Federal regulators, as well as some state attorneys general offices, have issued hefty fines in a number of other privacy cases involving HIV information. Some of these incidents have also led to class action lawsuits.
For instance, health insurer Aetna in January settled two lawsuits related to a mailing mishap potentially exposing HIV related information of about 12,000 plan members. That includes a $17.2 million settlement in a class action lawsuit filed against the company and a $1.15 million settlement with the New York state attorney general's office.
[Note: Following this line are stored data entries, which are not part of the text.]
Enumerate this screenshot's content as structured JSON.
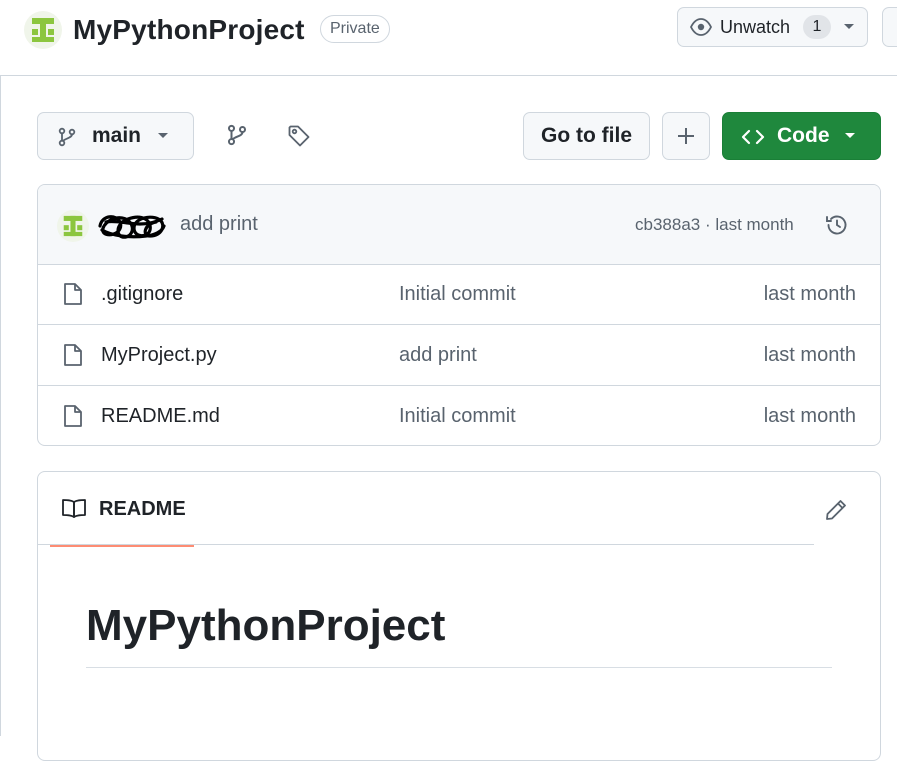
{
  "repo": {
    "name": "MyPythonProject",
    "visibility": "Private",
    "watch_label": "Unwatch",
    "watch_count": "1"
  },
  "toolbar": {
    "branch": "main",
    "goto_file": "Go to file",
    "code_label": "Code"
  },
  "latest_commit": {
    "message": "add print",
    "meta": "cb388a3 · last month"
  },
  "files": [
    {
      "name": ".gitignore",
      "message": "Initial commit",
      "date": "last month"
    },
    {
      "name": "MyProject.py",
      "message": "add print",
      "date": "last month"
    },
    {
      "name": "README.md",
      "message": "Initial commit",
      "date": "last month"
    }
  ],
  "readme": {
    "tab_label": "README",
    "heading": "MyPythonProject"
  },
  "colors": {
    "accent_green": "#1f883d",
    "tab_underline": "#fd8c73",
    "avatar_green": "#8cc63f"
  },
  "icons": [
    "repo-avatar-icon",
    "eye-icon",
    "branch-icon",
    "tag-icon",
    "plus-icon",
    "code-icon",
    "history-icon",
    "file-icon",
    "book-icon",
    "pencil-icon"
  ]
}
In May 2017, St. Luke's-Roosevelt Hospital Center in New York agreed to a $387,000 settlement and corrective action plan to settle with OCR a case involving "careless handling of HIV information" for just two patients.
In 2011, Massachusetts General Hospital and its physicians organization entered into a resolution agreement with OCR that included paying a $1 million settlement and taking corrective action in a 2009 case involving the loss on a subway train of paper scheduling documents containing information on 192 patients, including some with HIV/AIDS.